Andrew Amers-Morrison

Personal information
- Full name: Andrew Amers-Morrison
- Date of birth: 20 September 1970 (age 55)
- Place of birth: Scotland

Managerial career
- Years: Team
- 2010: Seychelles

= Andrew Amers-Morrison =

British association football coach

Andrew Amers-Morrison (born 20 January 1970) is a British association football coach based in London.

Amers-Morrison founded a soccer community club for youth in London in 2005. In 2009, he received a GG2 Leadership & Diversity Award for his efforts.

In September 2010 he was appointed as manager of the Seychelles national football team.

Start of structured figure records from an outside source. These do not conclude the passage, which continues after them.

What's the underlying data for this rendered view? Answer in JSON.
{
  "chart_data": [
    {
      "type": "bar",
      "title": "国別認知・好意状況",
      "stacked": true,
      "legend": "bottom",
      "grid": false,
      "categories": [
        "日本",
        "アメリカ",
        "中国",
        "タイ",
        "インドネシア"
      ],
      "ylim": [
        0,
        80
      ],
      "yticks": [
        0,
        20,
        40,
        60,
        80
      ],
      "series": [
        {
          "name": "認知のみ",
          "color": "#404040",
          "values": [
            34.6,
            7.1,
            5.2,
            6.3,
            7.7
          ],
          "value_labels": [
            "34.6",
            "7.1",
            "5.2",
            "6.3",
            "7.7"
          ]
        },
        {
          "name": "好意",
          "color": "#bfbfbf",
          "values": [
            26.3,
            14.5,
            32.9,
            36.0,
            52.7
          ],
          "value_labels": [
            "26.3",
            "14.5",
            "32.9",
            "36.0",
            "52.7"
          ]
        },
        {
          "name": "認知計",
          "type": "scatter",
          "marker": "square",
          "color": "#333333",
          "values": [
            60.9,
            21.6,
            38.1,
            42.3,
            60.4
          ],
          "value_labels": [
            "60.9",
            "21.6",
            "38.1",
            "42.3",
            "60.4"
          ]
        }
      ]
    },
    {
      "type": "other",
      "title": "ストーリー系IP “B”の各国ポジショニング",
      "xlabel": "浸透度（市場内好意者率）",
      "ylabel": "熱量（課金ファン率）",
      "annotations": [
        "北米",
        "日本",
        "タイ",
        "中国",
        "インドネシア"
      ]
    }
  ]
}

He was appointed after visiting the country on holiday and the Seychellois football officials mistakenly believed him to be Scottish former Manchester City player Andy Morrison.

Suketu Patel, chairman of the Seychelles Football Federation (SFF) conceded "We thought we were getting the real Andy Morrison".

Initially the SFF offered him a two-year contract but reduced it to six months when they realised their error. The SFF sacked him two weeks later because they "could no longer be certain if he was still the right person to head the coaching staff of the national team". Reportedly, he travelled to the 2010 COSAFA U-20 Cup with the squad, where Seychelles lost their two games and did not advance past the group stage.